The Red Cube

Time: 2 Hours

To get an accurate fuel flow reading on my Dynon system I needed to convert actual fuel flowing to a digital signal. To do this I’m using the “Red Cube” transducer which will take care of this task. My way better half, Tricia, got this for me for Christmas! This girl knows the way to my heart…airplane parts! There are as many ideas as where to mount this as there are primer wars. I decided to follow Jason Beavers location and just put it just to the side of the fuel servo with a short fuel line. From the cube the fuel line will run vertically to the fuel divider “spider”. To start I needed to remove the lower cylinder baffle the AeroSport power installed as well as the oil return line so I could get the baffle out.

I will need to drill a hole in this baffle and place a grommet so the fuel line can pass through it. With the help of Glenn I measured the two lines, one from the servo to the cube and one from the cube to the spider. I’m using a couple aluminum fittings for the mock up and will put in stainless steal fittings when I assemble them.

I ordered the two lines from TSFlightlines, Tom is a great guy and answered every question instantly via email. They arrived just a couple days later and looked great. I really like how he uses a very tight fire sleeve which makes the line look great without a sloppy look. I first measured where I wanted the grommet and drilled the 7/8″ hole. I picked up some high temp grommets from McMaster Carr with the dimensions of 7/8″ for the drilled hole, 5/8″ for the center of the grommet and 1/16″ gap for the thickness. I drilled the hole with the step bit and cleaned up the edges and put the grommet in place. I then reattached the baffle retention bracket on the top of the cylinders after returning the baffle back between the cylinders. Darren at AeroSport showed me a trick to get this back in place. I used some safety wire around the hook. I pulled the wire up through the slot in the bracket and clamped my safety wire pliers on to it. This gave me a lead to pull the hook up with. Then I used a spade drill bit loaded into my adjustable screw driver and pushed down on the bracket while pulling up with the safety wire. Works like a charm!

I grabbed the first line and connected it to the servos elbow. I then screwed in the stainless steel nipple and elbow into the cube and connected it to the line going to the servo.

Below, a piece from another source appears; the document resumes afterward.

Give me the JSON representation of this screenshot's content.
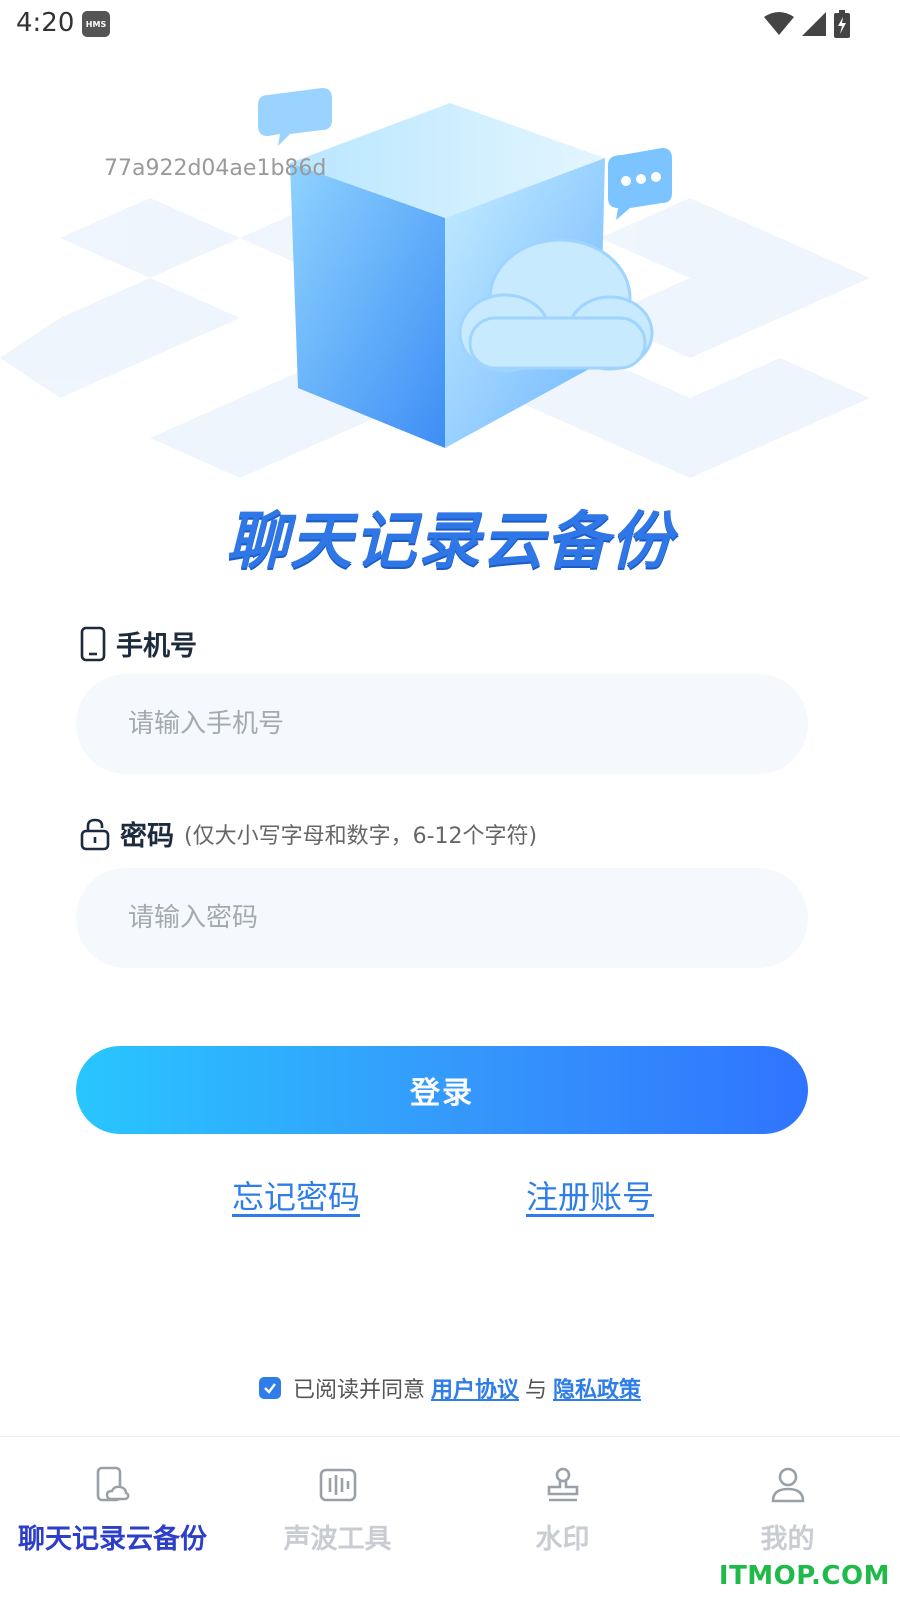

I then ran the second longer line down through the cylinders and the grommet connecting it to the spider elbow and the cube elbow. To help secure the cube I decided to use some .063″ thick aluminum to make a bracket. The forward spinner support, that I was planning on using, I used a piece of card stock to mock up this bracket. Then I transferred it to the aluminum and cut it out.

I drilled a hole to account for the wiring and match drilled the mounting holes. I don’t have the right length, AN4-17A, bolts so I used longer ones with a set of washers. This allowed me to make sure the bracket is good and I’ll order the correct bolts later.

I connected the hoses to the cube so I could mark the bolt hole from the sump. I took a the end of the bolt and marked it with a red sharpie. I quickly dropped the bolt in its hole and pushed so red sharpie ink would come in contact with the bracket marking the drill spot. After drilling that hole and cleaning the edges I returned the bracket to the cube. I reattached the hoses and bolted the bracket to the sump. Looks great and is very secure, it will look even better with the correct length bolts.

So now I will just need to run the wires and connect them to my Dynon EMS to show my fuel flow when the engine is running.